Tell me about kids and money/allowance

We just started doing a dollar per age a week for our almost 10 year old. However, half goes automatically to a savings account, so she only receives $20 a month. We are opening her up a Jr checking account and there are a few bigger items she would like to save up for. It is not based on regular chores as the whole family works together, but going above and beyond to help out. She is homeschooled, so she has plenty of opportunities during the day to help. We can also lower her amount at any time if we feel it necessary to do so. Our younger children, once they reach elementary age (we have a kindergartner so she's already there) gets paid with play money a week at the beginning of the week--so $6 for her age on Monday.

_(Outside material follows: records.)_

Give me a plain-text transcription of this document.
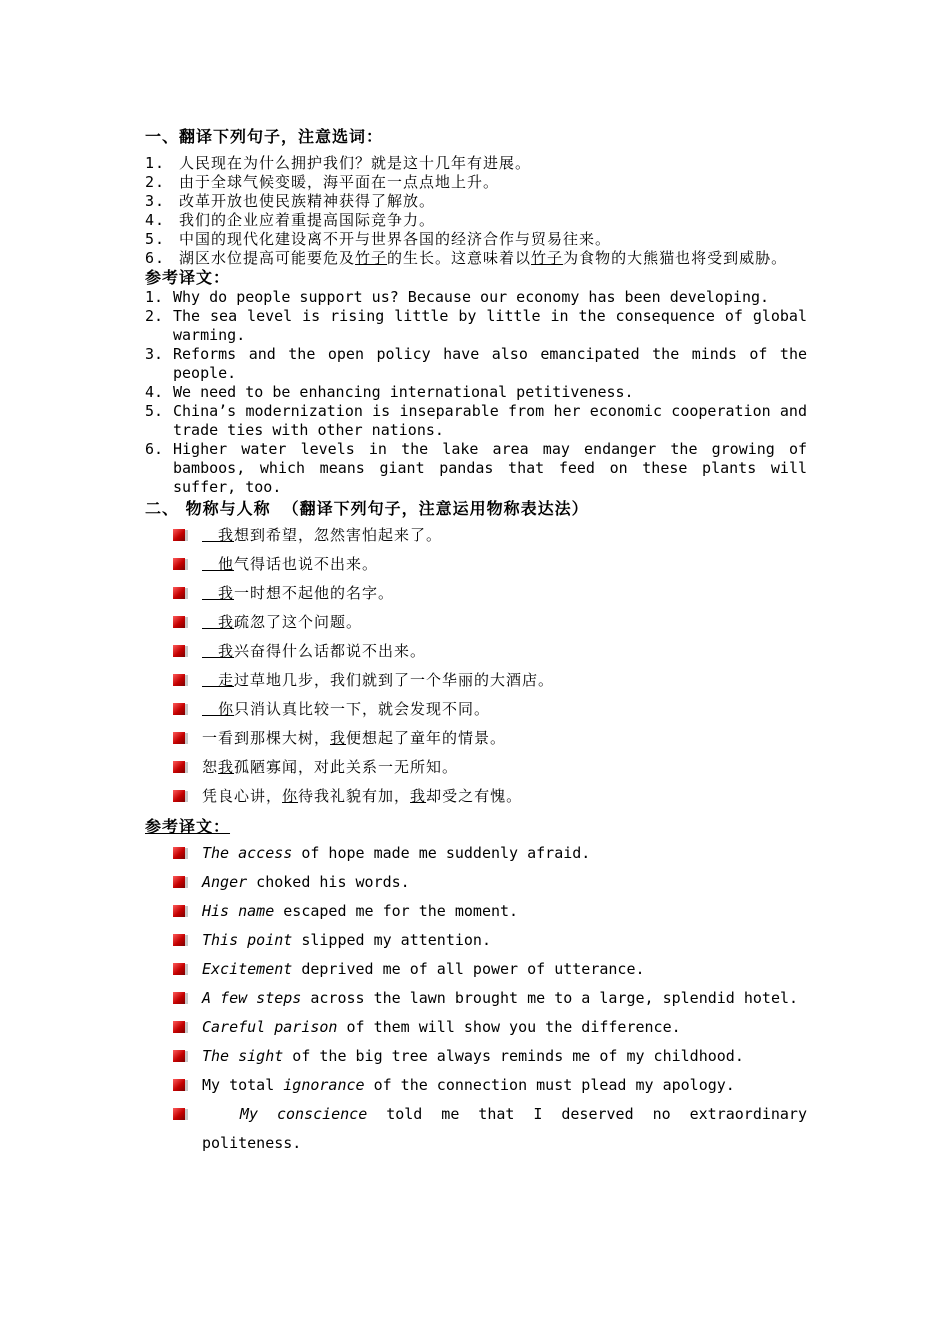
一、翻译下列句子，注意选词：
1. 人民现在为什么拥护我们？就是这十几年有进展。
2. 由于全球气候变暖，海平面在一点点地上升。
3. 改革开放也使民族精神获得了解放。
4. 我们的企业应着重提高国际竞争力。
5. 中国的现代化建设离不开与世界各国的经济合作与贸易往来。
6. 湖区水位提高可能要危及竹子的生长。这意味着以竹子为食物的大熊猫也将受到威胁。
参考译文：
1. Why do people support us? Because our economy has been developing.
2. The sea level is rising little by little in the consequence of global warming.
3. Reforms and the open policy have also emancipated the minds of the people.
4. We need to be enhancing international petitiveness.
5. China’s modernization is inseparable from her economic cooperation and trade ties with other nations.
6. Higher water levels in the lake area may endanger the growing of bamboos, which means giant pandas that feed on these plants will suffer, too.
二、 物称与人称 （翻译下列句子，注意运用物称表达法）
　我想到希望，忽然害怕起来了。
　他气得话也说不出来。
　我一时想不起他的名字。
　我疏忽了这个问题。
　我兴奋得什么话都说不出来。
　走过草地几步，我们就到了一个华丽的大酒店。
　你只消认真比较一下，就会发现不同。
一看到那棵大树，我便想起了童年的情景。
恕我孤陋寡闻，对此关系一无所知。
凭良心讲，你待我礼貌有加，我却受之有愧。
参考译文：
The access of hope made me suddenly afraid.
Anger choked his words.
His name escaped me for the moment.
This point slipped my attention.
Excitement deprived me of all power of utterance.
A few steps across the lawn brought me to a large, splendid hotel.
Careful parison of them will show you the difference.
The sight of the big tree always reminds me of my childhood.
My total ignorance of the connection must plead my apology.
My conscience told me that I deserved no extraordinary politeness.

If she chooses not to help out with chores or do what is asked, she has to pay me a dollar of her play money. At the end of the week, we note how much she still has. She has a list of items she wants, so I assigned a play money dollar value to each item and she can chose to "cash in" her dollars when she reaches the amount of whatever item she is working towards and we buy it for her. Our 10 year old has always been very responsible with money, so real cash works whereas, the 6 year old has always been a free spender, so we are trying to teach her how to save.
 
We have 7yoDD and 9yoDD. We give $1/week according to age. Allowance not tied to chores; they are expected to help out as asked. What they do with their money is up to them. Sometimes they spend as soon as they get it, other times they save for something big.
 
No chores, they just sat on their rear ends playing on their phones/ipods/tablets/xBox/whatever. No allowance, they just got whatever they wanted no matter what financial situation the family was in. Electric bill a month late and they're coming to turn it off next Wednesday, well, the oldest is complaining about her cheap prepaid $30 phone and wants a Samsung S6, she got the Samsung S6 and the electric was figured out some other way.

TLDR: I'm divorced now :D

It still continues today. The oldest says her Samsung, only bought a year and a half ago, was glitching and junk. Mom was a month between jobs and wasn't getting paid. Instead of paying the car payment (still in my name) and her house payment (funny how she was turned down on the first mortgage she tried to get because she was 2 months late in paying the old mortgage, but didn't understand why and got mad at me when I told her probably because she's 2 months behind on the current mortgage,) she gets a $3500 tax refund and buys two $700 phones for the girls and new beds. My work phone now has 15 missed calls from PNC Bank for the car payment. She could have paid the $1500 left on the car and I would have immediately transferred it into her name, but that's just not as important as the girls having iPhone 7's. She could have sent in $502 to cover the 2 car payments that were late, but that's just not as important as the girls having new iPhone 7's.

$3500 tax refund and the two $400 child support payments from me for that month and she still couldn't figure out how to pay her $600 mortgage and two late $250.99 car payments. Now that the divorce is final, I am finding it quite comical. She digs herself further in the hole bringing in more money than both of us did together while I pay off 2 credit cards, put $1000 into a car then had to trade it as it needed far too much more work for what it was worth, put several $1000 down on a new car, paid my lawyer $5000, and saved up $10k for a mobile home to live in while bringing in 1/4th what we were bringing in as a family.

When I was a kid, I got an allowance but only saw it for mom to say, "here's your allowance", before it got put away to save. Birthday or holiday money from grandparents or aunts and uncles? Taken and put away to save. Turned 16 and got a job. Cash the paycheck and mom took it and put it away. Had to ask for my money to put gas in the car. Mom was a major self centered, narcissistic, selfish, opinionated, abrasive, mean, control freak. I never had any money growing up and didn't get anything. I didn't do so well starting out when I left as it was now all mine and I'll do whatever I want. All the forced to put 100% away in savings just taught me that mom is a major self centered, narcissistic, selfish, opinionated, abrasive, mean, control freak and I learned nothing about personal finances.